Re registering for tax - the reason people are mentioning this is simply because under French law, every resident must declare income to the fisc annually, regardless of whether or not that results in you paying any tax. It’s a legal obligation, everybody has to do it. Droits et devoirs and all that.
Re disguised employment, the main criterion is the level of supervision. If you’re given a result to deliver and it’s up to you how you achieve the deliverables - the methods and materials you use, the timescale - that is normally s/e. If you are told what, when and how to do the work, ie carrying out an employer’s instructions, that is employment. There are other criteria but mainly they stem from the supervision one - can you subcontract all or part of the work; can you turn a job down; if you make a cockup, do you absorb the loss or are your earnings unaffected and you employer bears the loss; is your business financially dependent on the employer/client ie if they went into liquidation tomorrow, would you still be in business; do you market your business, do you bid for work, do you set your fees and issue invoices or does your employer offer you a salary and give you payslips, are you in charge of the strategic direction, can you decide to change the focus of your activities, etc etc etc. Essentially France doesn’t have a “freelance” category, a self employed person is simply a person running a business that employs only him (or her), and it’s fairly obvious, really, whether a person is running a business and all the cr4p that comes with it - keeping accounts, budgeting, maybe investing, thinking of ways to become more profitable - or whether they’re working for their employer’s business and letting him worry about all that.
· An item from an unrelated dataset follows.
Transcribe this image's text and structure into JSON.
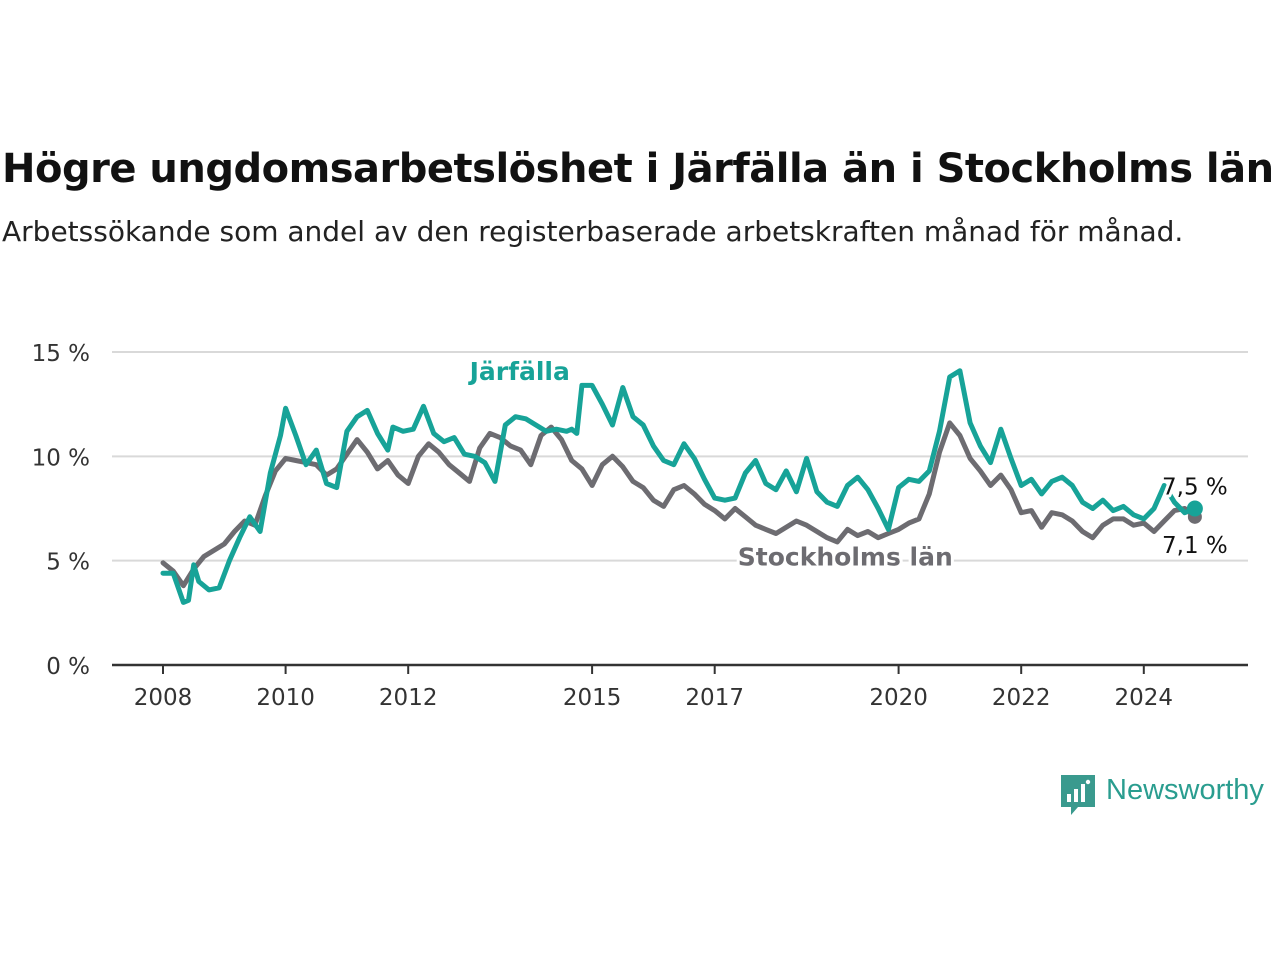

But the main one is the relationship between worker and client/employer - level of supervision versus degree of independence, and from what you’ve said, I would say you could be unquestionably self employed… Some people will tell you you can’t be self employed if you have only one client but that’s an urban myth - it would be unusual but possible, just as having two or more ‘clients’ doesn’t automatically make you s/e - all of some of them might be classed as part time employers.
I think the confusion was that in your first post it sounded as if your employers were going to put you on the payroll:
It would be better if you invoiced them per job. A monthly fee is in effect a salary, and that’s what it will look like to your bank, because no genuine business achieve exactly the same turnover same month after month after month. Why not simply agree a fee per project, and if they’re long projects invoice in several stages if you want? After all part of running a business in France is knowing how to set your fees and charge for your services.